En este sentido, el periodista Tim Harford describe, en una de sus “historias con moraleja” (el podcast Cautionary Tales), el caso de Robert Epstein, un psicólogo experto, entre otros temas, en las interacciones entre las personas y las inteligencias artificiales que, ironía de ironías, se enamoró de una mujer con la que conversaba por internet que resultó ser un chatbot. Si un especialista puede ser víctima del embrujo de la verosimilitud, el riesgo al que nos referimos no es desdeñable para los no especialistas.

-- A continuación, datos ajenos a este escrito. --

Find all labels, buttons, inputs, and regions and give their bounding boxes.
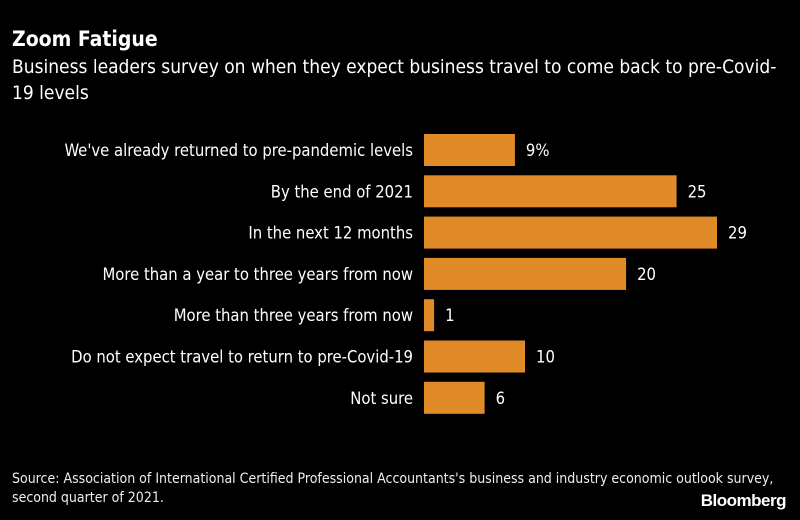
bar — [424, 134, 515, 166]
data-label: 1 — [445, 306, 454, 325]
data-label: 29 — [728, 224, 747, 243]
data-label: 9% — [526, 141, 550, 160]
bloomberg-logo: Bloomberg — [700, 491, 787, 510]
category-label: Do not expect travel to return to pre-Co… — [71, 348, 413, 367]
bar — [424, 175, 677, 208]
chart-title: Zoom Fatigue — [12, 27, 158, 51]
category-label: More than a year to three years from now — [102, 265, 413, 284]
bar — [424, 381, 485, 414]
category-label: More than three years from now — [174, 306, 413, 325]
source-note: Source: Association of International Cer… — [12, 471, 774, 506]
category-label: By the end of 2021 — [271, 182, 413, 201]
chart-subtitle: Business leaders survey on when they exp… — [12, 56, 777, 104]
category-label: We've already returned to pre-pandemic l… — [64, 141, 413, 160]
category-label: In the next 12 months — [248, 224, 413, 243]
category-label: Not sure — [350, 389, 413, 408]
bar — [424, 299, 435, 332]
bar — [424, 340, 526, 373]
data-label: 6 — [496, 389, 505, 408]
data-label: 10 — [536, 348, 555, 367]
data-label: 25 — [688, 182, 707, 201]
bar — [424, 257, 627, 290]
data-label: 20 — [637, 265, 656, 284]
bar — [424, 216, 717, 249]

Porque lo que estos sistemas hacen es, dicho de manera llana, predecir las palabras que siguen a una cadena de texto cualquiera en base a patrones que han identificado tras analizar cantidades ingentes de información; esa es su verdad: nada menos, pero tampoco nada más.
El resultado que consiguen es verosímil, pero puede caer en el error, como en el caso del telescopio James Webb, o incluso a la manipulación arbitraria del usuario, como en el relato del periodista Kevin Roose o del desafortunado Robert Epstein. Podrían, también, propagar desinformación nociva, simplemente por el tipo de preguntas que reciban. Podrían, asimismo, reproducir el esquema mental de quien las desarrolla o, lo que es peor, ser utilizadas a propósito para generar una cierta versión de la realidad.
Inteligencia artificial: un desafío enorme
¿Qué conclusión se puede obtener de todo esto?
No solo que estos sistemas deben mejorar (de hecho, hay indicios de que Microsoft ya ha modificado al chatbot de Bing y eliminado esa personalidad oscura que afloró en días pasados); también que quienes nos exponemos a ellos, que pronto, se quiera o no, seremos el conjunto de la sociedad, aprendamos a utilizarlos y a contextualizar los resultados que nos proporcionen, mediante leyes, información, formación y profesionalidad.
Un reto enorme. Un reto que cada vez será más apremiante y que, por cierto, nada tiene de tecnológico.
De otro modo, nos intentarán convencer de que nuestra cena de San Valentín ha sido un aburrimiento. O de cualquier otra cosa.